Come together | 28 March 2013

issue 30 March 2013

‘That’s the power of ritual,’ said the Chief Rabbi, Jonathan Sacks, on Thought for the Day last week. He was thinking particularly of the Jewish festival of Passover with its ritual gathering of the family to eat unleavened bread and bitter herbs as a re-enactment of the experience of exile and slavery. ‘It’s an expression of collective memory and shared ideals…an annual reminder of what it felt like to be oppressed.’

His words were striking precisely because ritual is so often regarded with suspicion these days, signifying rigid, backward, inclusive thinking. Yet these simple acts of representation done in unison (whether Jewish, Christian, Muslim) allow us to become acquainted with loss, bereavement, betrayal. It’s also useful to be reminded not just occasionally but also regularly and repeatedly of the sacrifices made in the past. By them, we are shaped. We are also not immune.

The Easter story, of suffering, sacrifice and rebirth, is the most powerful of Christian narratives, much more so than Christmas. As told in the gospels, its powerfully affecting impact is created through the accumulation of unadorned and yet extraordinarily vivid detail — the donkey, the High Priest’s ear, the crowing cock, the sponge with bitter wine, the rending of the Temple curtain — each one building on what’s gone before.

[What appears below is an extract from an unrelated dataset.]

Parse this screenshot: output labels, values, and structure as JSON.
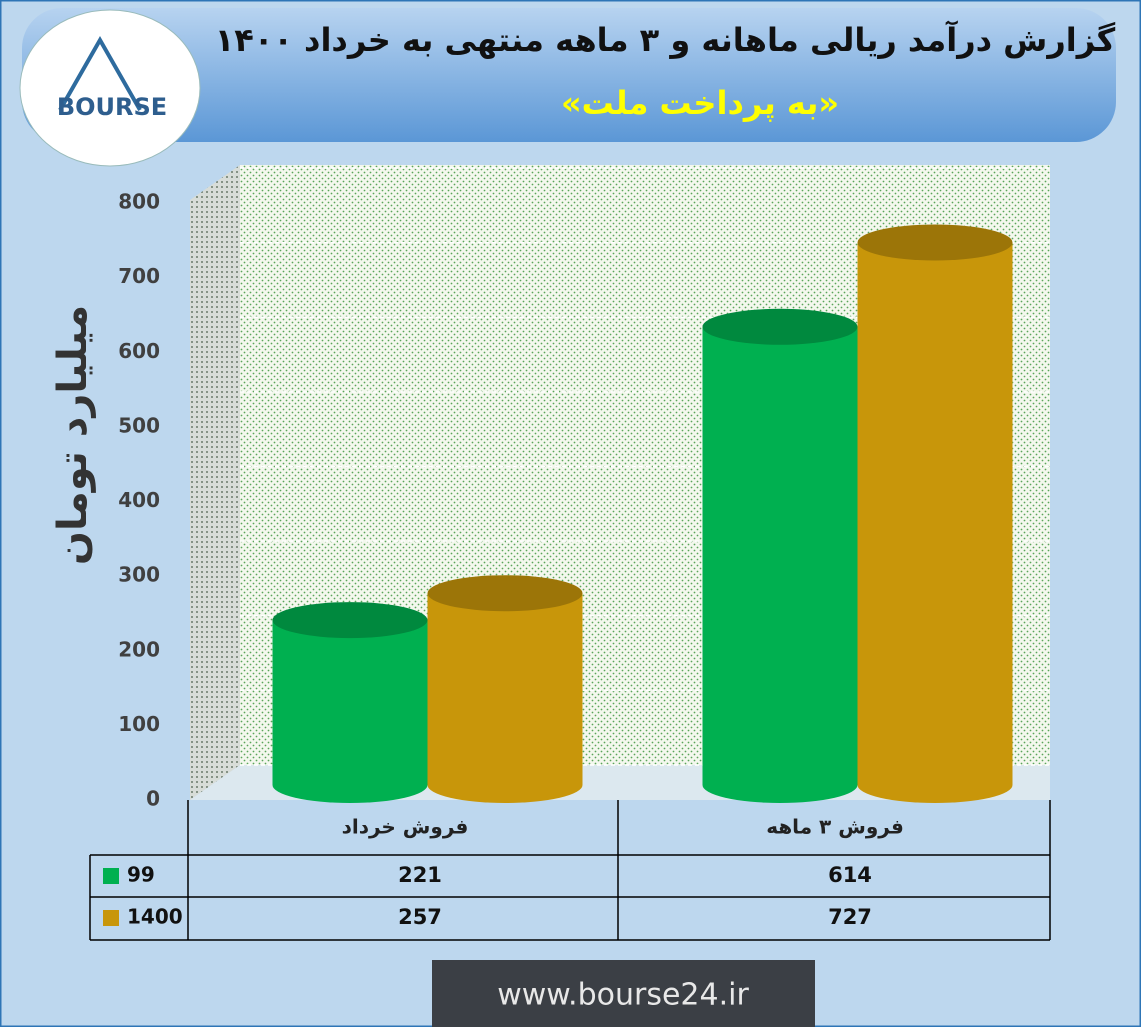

This explains the power of Bach’s St Matthew Passion, where the musical intensity increases as the story unfolds. On Radio 3 on Palm Sunday the performance came live from Krakow, adding a particular potency to the experience of listening, knowing what sufferings that city has experienced in the not-so-distant past. The ritual of telling the gospel in words and music is an opportunity not to forget, but with the hope of resolution.

Radio 2 also told the story straight in At the Foot of the Cross ‘hosted’ by Ken Bruce on Good Friday.